In one area of the lake, the boat must observe a 5 mph speed limit, thus losing two hours per day traveling to and from the net site. Motorized boat restrictions on other areas of the lake prohibit the boat in those areas, he said.
The service is committed to doing what it can to preserve cutthroats, said Mike Ruhl, fish biologist.
The service is looking at increasing gill-netting efforts, said Jeff Arnold, an aquatic ecologist.
The science panel at Chico suggested ramping up lake trout capture, Bigelow said.
The service could add more contractors, or they could increase the number of service employees capturing lake trout. It would be easier, although more expensive, to employ contractors, Bigelow said.
However, the service needs to keep its federal edict ducks in a row when removing lake trout and stocking other native fish in the structure of an EA.
“We want to do it correctly according to NEPA (National Environmental Policy Act),” said Bianca Klein, environmental protection specialist.
The primary focus is lake trout.

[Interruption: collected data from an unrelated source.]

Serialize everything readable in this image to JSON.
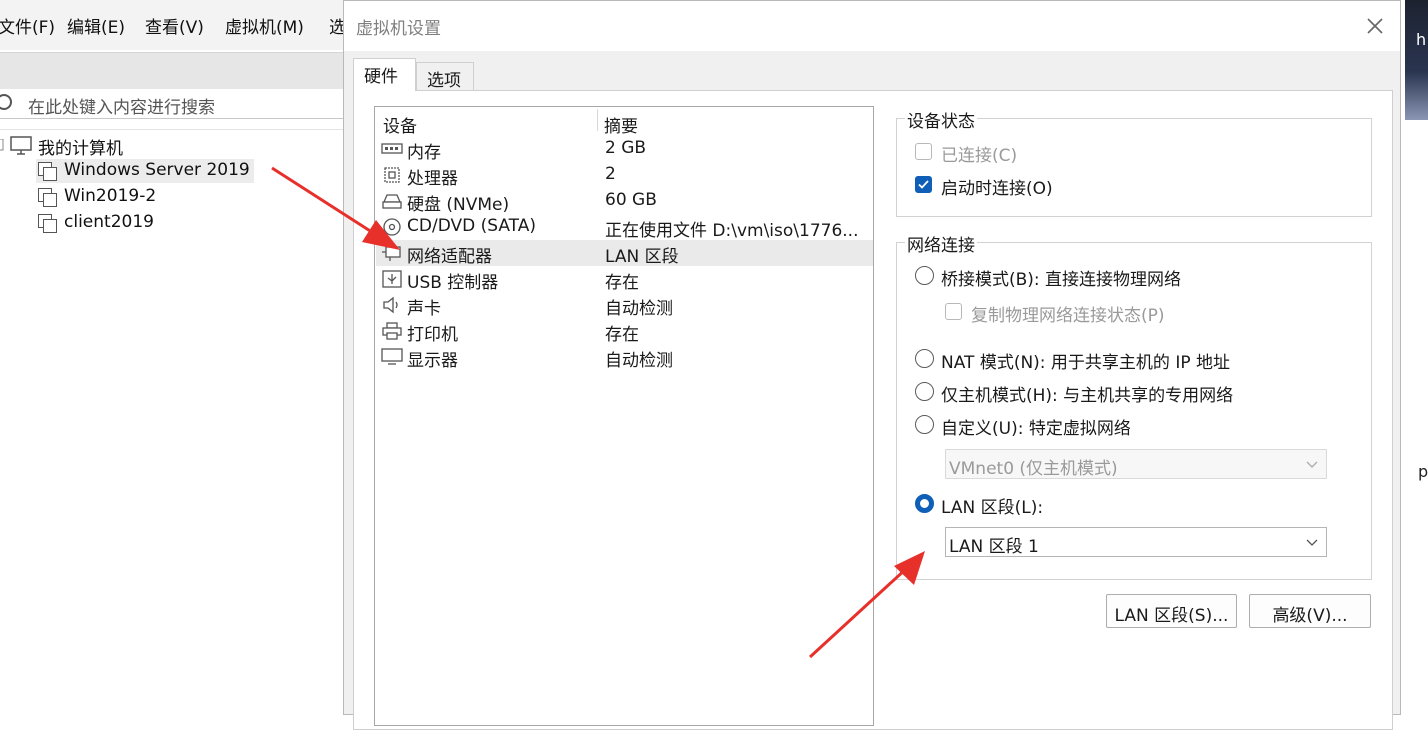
{
  "app": {
    "menu": [
      "文件(F)",
      "编辑(E)",
      "查看(V)",
      "虚拟机(M)",
      "选"
    ],
    "search_placeholder": "在此处键入内容进行搜索",
    "tree": {
      "root": "我的计算机",
      "vms": [
        "Windows Server 2019",
        "Win2019-2",
        "client2019"
      ]
    }
  },
  "dialog": {
    "title": "虚拟机设置",
    "tabs": [
      "硬件",
      "选项"
    ],
    "device_list": {
      "headers": [
        "设备",
        "摘要"
      ],
      "rows": [
        {
          "icon": "memory-icon",
          "name": "内存",
          "summary": "2 GB"
        },
        {
          "icon": "cpu-icon",
          "name": "处理器",
          "summary": "2"
        },
        {
          "icon": "disk-icon",
          "name": "硬盘 (NVMe)",
          "summary": "60 GB"
        },
        {
          "icon": "cd-icon",
          "name": "CD/DVD (SATA)",
          "summary": "正在使用文件 D:\\vm\\iso\\1776..."
        },
        {
          "icon": "network-adapter-icon",
          "name": "网络适配器",
          "summary": "LAN 区段"
        },
        {
          "icon": "usb-icon",
          "name": "USB 控制器",
          "summary": "存在"
        },
        {
          "icon": "speaker-icon",
          "name": "声卡",
          "summary": "自动检测"
        },
        {
          "icon": "printer-icon",
          "name": "打印机",
          "summary": "存在"
        },
        {
          "icon": "display-icon",
          "name": "显示器",
          "summary": "自动检测"
        }
      ],
      "selected_index": 4
    },
    "device_status": {
      "title": "设备状态",
      "connected": {
        "label": "已连接(C)",
        "checked": false,
        "disabled": true
      },
      "connect_at_power_on": {
        "label": "启动时连接(O)",
        "checked": true
      }
    },
    "network_connection": {
      "title": "网络连接",
      "bridged": {
        "label": "桥接模式(B): 直接连接物理网络",
        "selected": false
      },
      "replicate": {
        "label": "复制物理网络连接状态(P)",
        "checked": false,
        "disabled": true
      },
      "nat": {
        "label": "NAT 模式(N): 用于共享主机的 IP 地址",
        "selected": false
      },
      "host_only": {
        "label": "仅主机模式(H): 与主机共享的专用网络",
        "selected": false
      },
      "custom": {
        "label": "自定义(U): 特定虚拟网络",
        "selected": false
      },
      "custom_value": "VMnet0 (仅主机模式)",
      "lan_segment": {
        "label": "LAN 区段(L):",
        "selected": true
      },
      "lan_segment_value": "LAN 区段 1"
    },
    "buttons": {
      "lan_segments": "LAN 区段(S)...",
      "advanced": "高级(V)..."
    }
  },
  "edge_text": [
    "h",
    "p"
  ],
  "colors": {
    "accent": "#0f5fb8",
    "arrow": "#e8302b"
  }
}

Next is addressing the park's headwater streams to restore cutthroats and graylings, Reinhart said.
In the creeks, the service wants to remove non-native brook, rainbow and brown trout, Reinhart said.
“Native species conservation needs to be our objective,” Reinhart said.
“Possible actions will not take place in the main stem of Madison or Firehole rivers,” said a service handout.